I can't tell you much, we do not have Polos in the US. I got it from ebay.co.uk. It is from an 1984 or earlier carburated 8V Polo. I think these were the 1100cc engines. The important thing is the base of the distributor is exactly the same as the normal 16V distributor.
the Bosch part number is: 230 186 042


----------



## radu_iroc (Aug 24, 2009)

*Re: scirocco mk2 KR 1.8 16v carbs R1 ignition problem (antichristonwheels)*

Once again thank you very much for your time but I decided to use Megajolt.
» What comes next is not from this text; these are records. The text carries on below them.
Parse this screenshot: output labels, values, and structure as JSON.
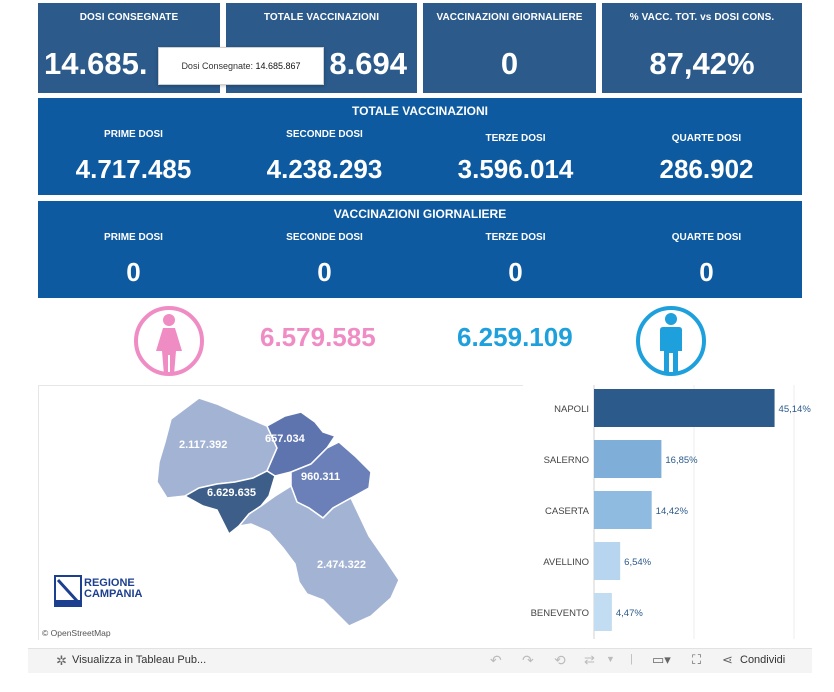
{
  "kpis": [
    {
      "label": "DOSI  CONSEGNATE",
      "value": "14.685."
    },
    {
      "label": "TOTALE VACCINAZIONI",
      "value": "8.694"
    },
    {
      "label": "VACCINAZIONI GIORNALIERE",
      "value": "0"
    },
    {
      "label": "% VACC. TOT. vs DOSI CONS.",
      "value": "87,42%"
    }
  ],
  "tooltip": {
    "label": "Dosi Consegnate:",
    "value": "14.685.867"
  },
  "totale_vaccinazioni": {
    "title": "TOTALE VACCINAZIONI",
    "cols": [
      {
        "label": "PRIME DOSI",
        "value": "4.717.485"
      },
      {
        "label": "SECONDE DOSI",
        "value": "4.238.293"
      },
      {
        "label": "TERZE DOSI",
        "value": "3.596.014"
      },
      {
        "label": "QUARTE DOSI",
        "value": "286.902"
      }
    ]
  },
  "vaccinazioni_giornaliere": {
    "title": "VACCINAZIONI GIORNALIERE",
    "cols": [
      {
        "label": "PRIME DOSI",
        "value": "0"
      },
      {
        "label": "SECONDE DOSI",
        "value": "0"
      },
      {
        "label": "TERZE DOSI",
        "value": "0"
      },
      {
        "label": "QUARTE DOSI",
        "value": "0"
      }
    ]
  },
  "gender": {
    "female": "6.579.585",
    "male": "6.259.109",
    "female_color": "#f08cc4",
    "male_color": "#1ea0dc"
  },
  "map": {
    "labels": {
      "caserta": "2.117.392",
      "benevento": "657.034",
      "avellino": "960.311",
      "napoli": "6.629.635",
      "salerno": "2.474.322"
    },
    "logo_line1": "REGIONE",
    "logo_line2": "CAMPANIA",
    "credit": "© OpenStreetMap"
  },
  "chart_data": {
    "type": "bar",
    "categories": [
      "NAPOLI",
      "SALERNO",
      "CASERTA",
      "AVELLINO",
      "BENEVENTO"
    ],
    "values": [
      45.14,
      16.85,
      14.42,
      6.54,
      4.47
    ],
    "value_labels": [
      "45,14%",
      "16,85%",
      "14,42%",
      "6,54%",
      "4,47%"
    ],
    "colors": [
      "#2b5a8b",
      "#7fafd8",
      "#8fbbe0",
      "#b7d5ee",
      "#c2dcf1"
    ],
    "xlim": [
      0,
      50
    ]
  },
  "toolbar": {
    "view_label": "Visualizza in Tableau Pub...",
    "share_label": "Condividi"
  }
}
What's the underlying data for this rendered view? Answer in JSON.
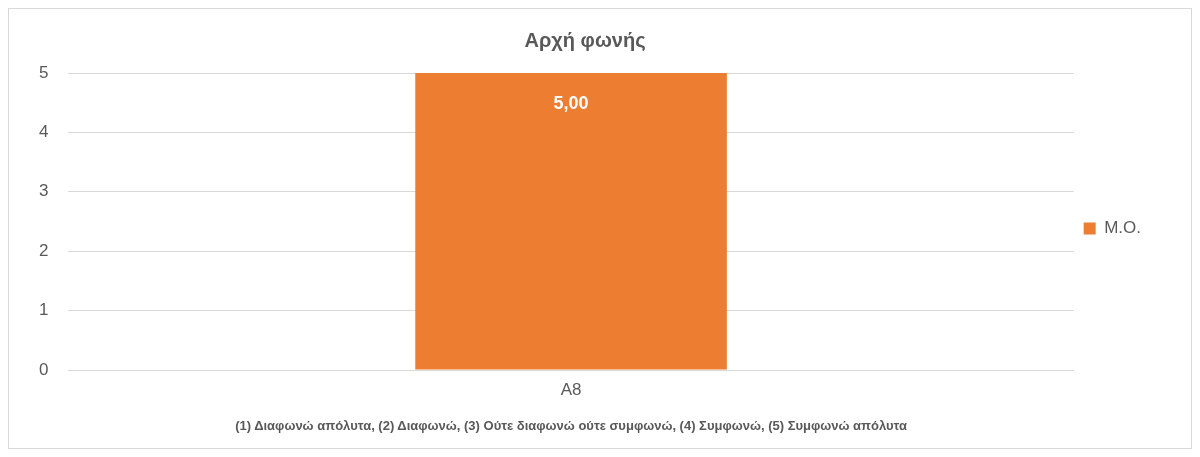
{
  "chart_data": {
    "type": "bar",
    "title": "Αρχή φωνής",
    "xlabel": "(1) Διαφωνώ απόλυτα, (2) Διαφωνώ, (3) Ούτε διαφωνώ ούτε συμφωνώ, (4) Συμφωνώ, (5) Συμφωνώ απόλυτα",
    "categories": [
      "A8"
    ],
    "series": [
      {
        "name": "Μ.Ο.",
        "color": "#ed7d31",
        "values": [
          5
        ],
        "value_labels": [
          "5,00"
        ]
      }
    ],
    "ylim": [
      0,
      5
    ],
    "yticks": [
      0,
      1,
      2,
      3,
      4,
      5
    ],
    "grid": "y",
    "legend": "right"
  }
}
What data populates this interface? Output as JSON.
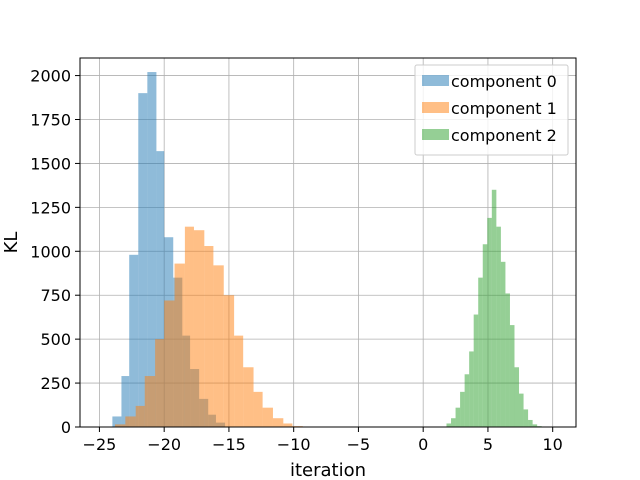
{
  "chart_data": {
    "type": "histogram",
    "xlabel": "iteration",
    "ylabel": "KL",
    "xlim": [
      -26.5,
      11.8
    ],
    "ylim": [
      0,
      2100
    ],
    "xticks": [
      -25,
      -20,
      -15,
      -10,
      -5,
      0,
      5,
      10
    ],
    "yticks": [
      0,
      250,
      500,
      750,
      1000,
      1250,
      1500,
      1750,
      2000
    ],
    "grid": true,
    "legend_position": "top-right",
    "series": [
      {
        "name": "component 0",
        "color": "#1f77b4",
        "opacity": 0.5,
        "bin_edges": [
          -24.0,
          -23.3,
          -22.7,
          -22.0,
          -21.3,
          -20.6,
          -20.0,
          -19.3,
          -18.6,
          -18.0,
          -17.3,
          -16.6,
          -16.0,
          -15.3
        ],
        "counts": [
          60,
          290,
          980,
          1900,
          2020,
          1570,
          1080,
          850,
          520,
          330,
          160,
          70,
          25
        ]
      },
      {
        "name": "component 1",
        "color": "#ff7f0e",
        "opacity": 0.5,
        "bin_edges": [
          -23.8,
          -23.0,
          -22.2,
          -21.5,
          -20.7,
          -20.0,
          -19.2,
          -18.4,
          -17.7,
          -16.9,
          -16.2,
          -15.4,
          -14.6,
          -13.9,
          -13.1,
          -12.4,
          -11.6,
          -10.8,
          -10.1,
          -9.3
        ],
        "counts": [
          15,
          60,
          120,
          290,
          500,
          720,
          930,
          1140,
          1120,
          1030,
          920,
          750,
          520,
          340,
          200,
          110,
          50,
          20,
          5
        ]
      },
      {
        "name": "component 2",
        "color": "#2ca02c",
        "opacity": 0.5,
        "bin_edges": [
          1.8,
          2.15,
          2.5,
          2.85,
          3.2,
          3.55,
          3.9,
          4.25,
          4.6,
          4.95,
          5.3,
          5.65,
          6.0,
          6.35,
          6.7,
          7.05,
          7.4,
          7.75,
          8.1,
          8.45,
          8.8,
          9.15
        ],
        "counts": [
          20,
          50,
          110,
          200,
          300,
          430,
          640,
          850,
          1040,
          1190,
          1350,
          1140,
          940,
          760,
          580,
          340,
          190,
          100,
          40,
          15,
          5
        ]
      }
    ]
  }
}
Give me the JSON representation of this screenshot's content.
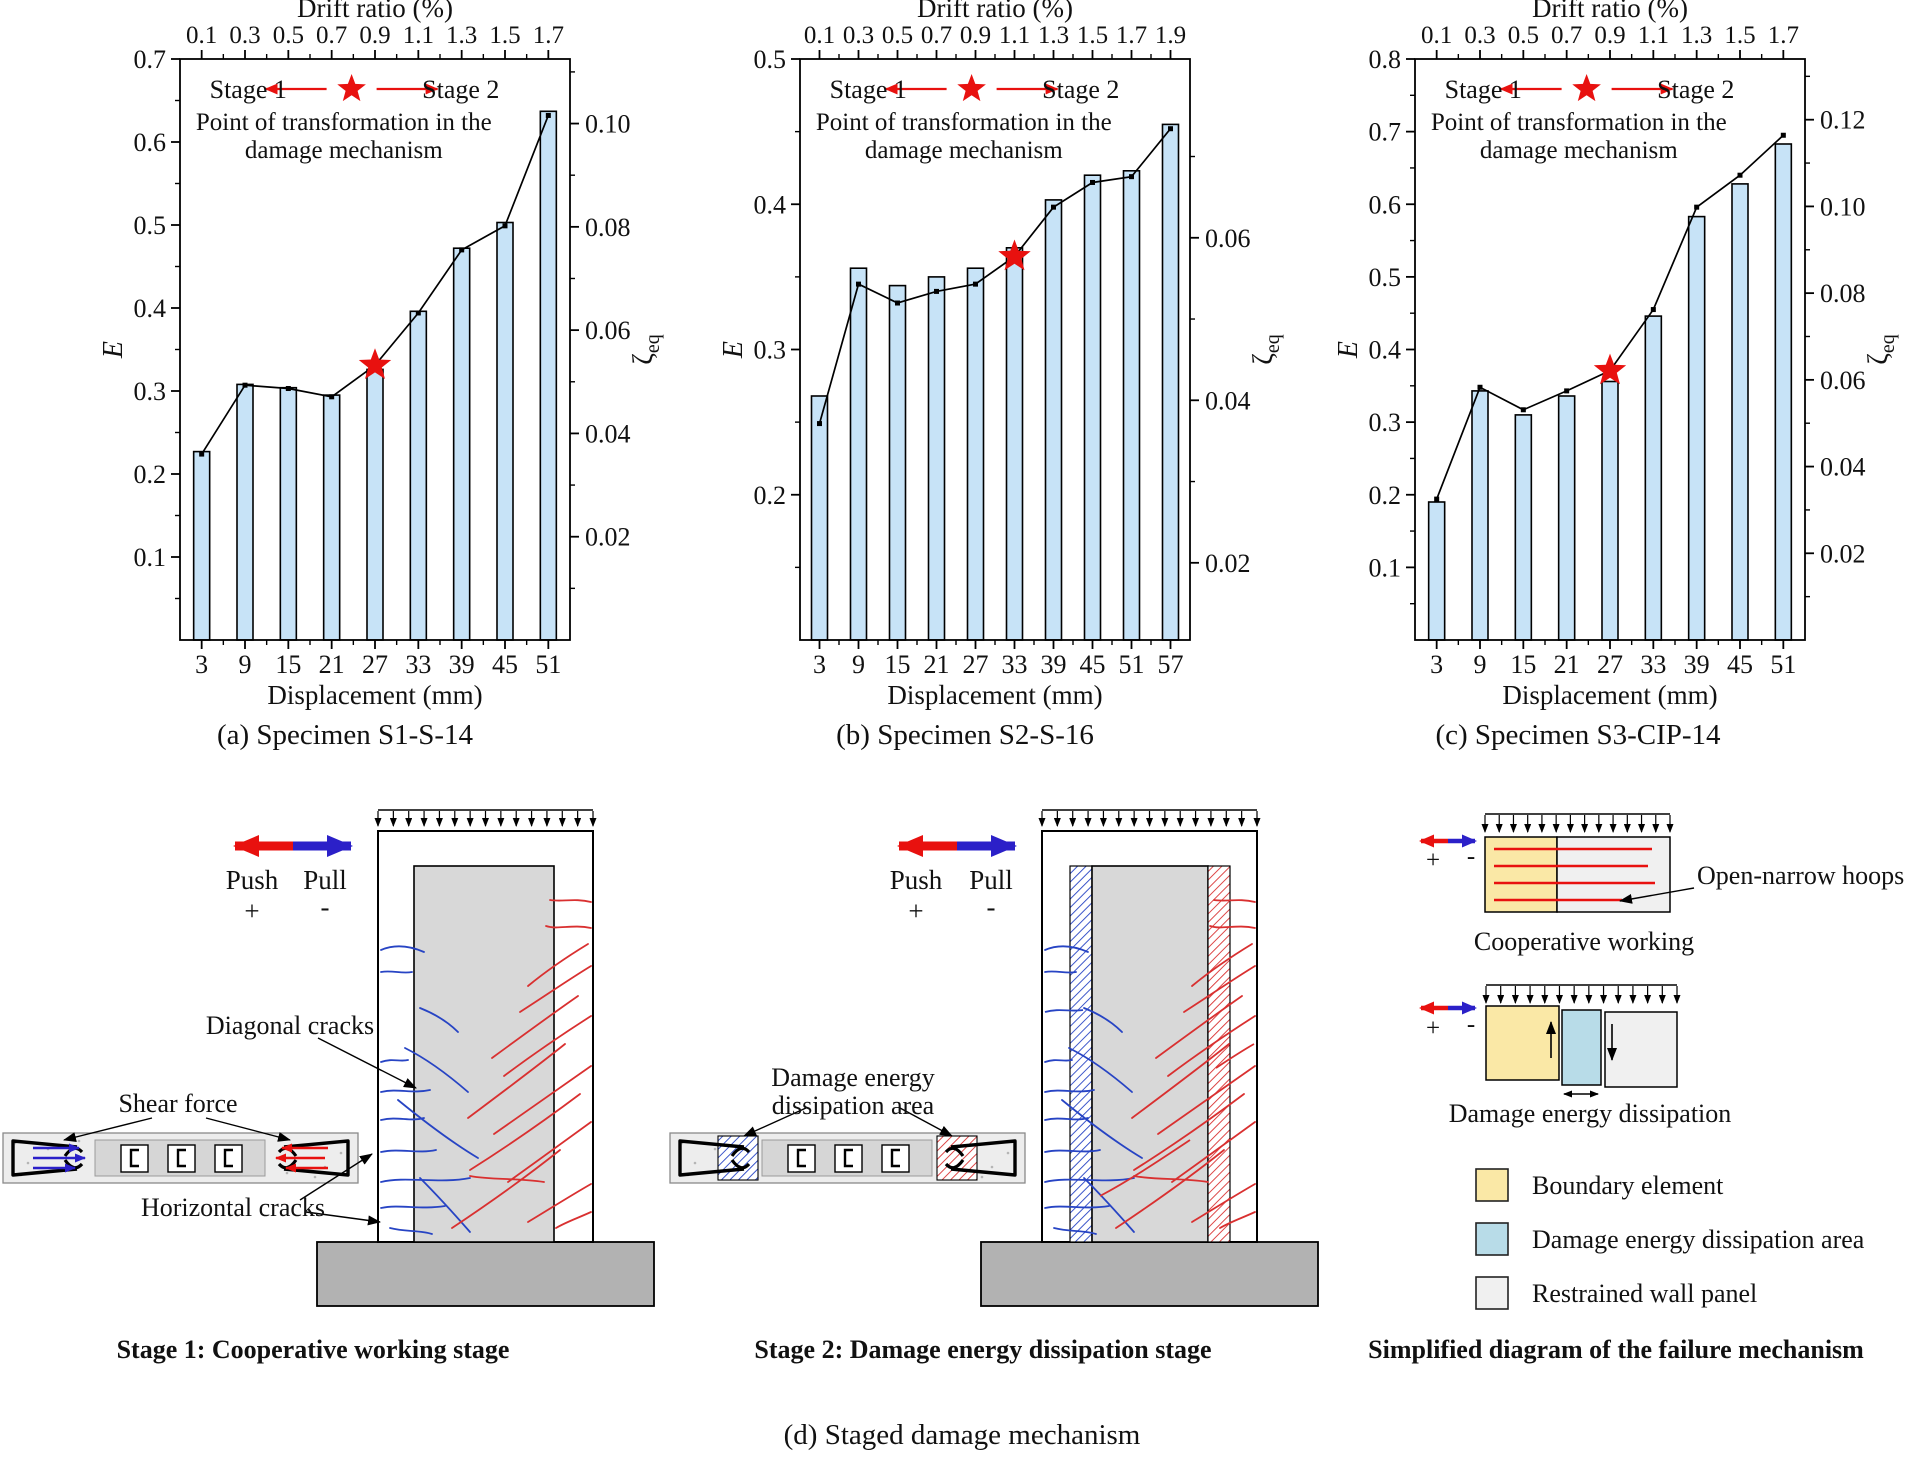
{
  "colors": {
    "bar_fill": "#c7e3f7",
    "bar_edge": "#000000",
    "line_black": "#000000",
    "star_red": "#e8110f",
    "push_red": "#e8110f",
    "pull_blue": "#2b20c8",
    "crack_blue": "#2744c4",
    "crack_red": "#d93030",
    "wall_panel": "#d8d8d8",
    "base_gray": "#b2b2b2",
    "section_bg": "#ededed",
    "section_band": "#d6d6d6",
    "legend_yellow": "#fae8a6",
    "legend_blue": "#b8dce8",
    "legend_gray": "#f0f0f0",
    "hoop_red": "#e8110f"
  },
  "chart_data": [
    {
      "type": "bar",
      "id": "a",
      "caption": "(a) Specimen S1-S-14",
      "top_axis_label": "Drift ratio (%)",
      "drift_ticks": [
        "0.1",
        "0.3",
        "0.5",
        "0.7",
        "0.9",
        "1.1",
        "1.3",
        "1.5",
        "1.7"
      ],
      "x_label": "Displacement (mm)",
      "x_ticks": [
        "3",
        "9",
        "15",
        "21",
        "27",
        "33",
        "39",
        "45",
        "51"
      ],
      "left_label": "E",
      "left_ticks": [
        "0.1",
        "0.2",
        "0.3",
        "0.4",
        "0.5",
        "0.6",
        "0.7"
      ],
      "left_min": 0,
      "left_max": 0.7,
      "right_label": "ζ",
      "right_label_sub": "eq",
      "right_ticks": [
        "0.02",
        "0.04",
        "0.06",
        "0.08",
        "0.10"
      ],
      "right_min": 0,
      "right_max": 0.1125,
      "bars": [
        0.227,
        0.308,
        0.304,
        0.295,
        0.326,
        0.396,
        0.472,
        0.503,
        0.637
      ],
      "line_overlay": [
        0.224,
        0.307,
        0.303,
        0.293,
        0.331,
        0.394,
        0.47,
        0.499,
        0.632
      ],
      "star_index": 4,
      "header": {
        "stage1": "Stage 1",
        "stage2": "Stage 2",
        "note1": "Point of transformation in the",
        "note2": "damage mechanism"
      }
    },
    {
      "type": "bar",
      "id": "b",
      "caption": "(b) Specimen S2-S-16",
      "top_axis_label": "Drift ratio (%)",
      "drift_ticks": [
        "0.1",
        "0.3",
        "0.5",
        "0.7",
        "0.9",
        "1.1",
        "1.3",
        "1.5",
        "1.7",
        "1.9"
      ],
      "x_label": "Displacement (mm)",
      "x_ticks": [
        "3",
        "9",
        "15",
        "21",
        "27",
        "33",
        "39",
        "45",
        "51",
        "57"
      ],
      "left_label": "E",
      "left_ticks": [
        "0.2",
        "0.3",
        "0.4",
        "0.5"
      ],
      "left_min": 0.1,
      "left_max": 0.5,
      "right_label": "ζ",
      "right_label_sub": "eq",
      "right_ticks": [
        "0.02",
        "0.04",
        "0.06"
      ],
      "right_min": 0.0105,
      "right_max": 0.082,
      "bars": [
        0.268,
        0.356,
        0.344,
        0.35,
        0.356,
        0.37,
        0.403,
        0.42,
        0.423,
        0.455
      ],
      "line_overlay": [
        0.249,
        0.345,
        0.332,
        0.34,
        0.345,
        0.364,
        0.398,
        0.415,
        0.419,
        0.452
      ],
      "star_index": 5,
      "header": {
        "stage1": "Stage 1",
        "stage2": "Stage 2",
        "note1": "Point of transformation in the",
        "note2": "damage mechanism"
      }
    },
    {
      "type": "bar",
      "id": "c",
      "caption": "(c) Specimen S3-CIP-14",
      "top_axis_label": "Drift ratio (%)",
      "drift_ticks": [
        "0.1",
        "0.3",
        "0.5",
        "0.7",
        "0.9",
        "1.1",
        "1.3",
        "1.5",
        "1.7"
      ],
      "x_label": "Displacement (mm)",
      "x_ticks": [
        "3",
        "9",
        "15",
        "21",
        "27",
        "33",
        "39",
        "45",
        "51"
      ],
      "left_label": "E",
      "left_ticks": [
        "0.1",
        "0.2",
        "0.3",
        "0.4",
        "0.5",
        "0.6",
        "0.7",
        "0.8"
      ],
      "left_min": 0,
      "left_max": 0.8,
      "right_label": "ζ",
      "right_label_sub": "eq",
      "right_ticks": [
        "0.02",
        "0.04",
        "0.06",
        "0.08",
        "0.10",
        "0.12"
      ],
      "right_min": 0,
      "right_max": 0.134,
      "bars": [
        0.19,
        0.343,
        0.31,
        0.336,
        0.356,
        0.446,
        0.583,
        0.628,
        0.683
      ],
      "line_overlay": [
        0.194,
        0.348,
        0.317,
        0.343,
        0.371,
        0.455,
        0.596,
        0.64,
        0.695
      ],
      "star_index": 4,
      "header": {
        "stage1": "Stage 1",
        "stage2": "Stage 2",
        "note1": "Point of transformation in the",
        "note2": "damage mechanism"
      }
    }
  ],
  "stage1": {
    "push": "Push",
    "plus": "+",
    "pull": "Pull",
    "minus": "-",
    "diagonal_label": "Diagonal cracks",
    "shear_label": "Shear force",
    "horizontal_label": "Horizontal cracks",
    "caption": "Stage 1: Cooperative working stage"
  },
  "stage2": {
    "push": "Push",
    "plus": "+",
    "pull": "Pull",
    "minus": "-",
    "area_line1": "Damage energy",
    "area_line2": "dissipation area",
    "caption": "Stage 2: Damage energy dissipation stage"
  },
  "simplified": {
    "plus": "+",
    "minus": "-",
    "hoops_label": "Open-narrow hoops",
    "coop_caption": "Cooperative working",
    "dissip_caption": "Damage energy dissipation",
    "legend": [
      {
        "label": "Boundary element"
      },
      {
        "label": "Damage energy dissipation area"
      },
      {
        "label": "Restrained wall panel"
      }
    ],
    "caption": "Simplified diagram of the failure mechanism"
  },
  "figure_caption_d": "(d) Staged damage mechanism"
}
At first I thought it was complicated but really is very simple. I ordered and V4 version of TPS and Hard Rev.


----------



## canadian_rabbit_16v (Mar 26, 2008)

*Re: scirocco mk2 KR 1.8 16v carbs R1 ignition problem (radu_iroc)*

use an early vw polo 1.3 points and condensor distributor with an electronic ignition modification this works fab.


----------



## canadian_rabbit_16v (Mar 26, 2008)

*Re: scirocco mk2 KR 1.8 16v carbs R1 ignition problem (canadian_rabbit_16v)*

also what jets are u runing mine was under fueling with 1.8mm jets but now have 2mm main jets runs fabulous


----------



## BlackZach (Nov 4, 2007)

off topic what wheels are thos ??


----------



## franque (Jul 12, 2008)

*Re: scirocco mk2 KR 1.8 16v carbs R1 ignition problem (radu_iroc)*

That's what I'm doing, too. Would you mind posting up the map when you get it running?


----------



## radu_iroc (Aug 24, 2009)

BBS16"J7 215/40 tyres. I did not work at my car since nov 2009 because of the cold weather. 1.7mm jets. Iwill post the ignition map soon.


----------



## franque (Jul 12, 2008)

*Re: (radu_iroc)*

Thanks a bunch!


----------



## vdubjim (Jan 30, 2000)

*Re: scirocco mk2 KR 1.8 16v carbs R1 ignition problem (radu_iroc)*

can you not find a KR dizzy? if y memory serves the KR didnt have an ignition brain anyways?


----------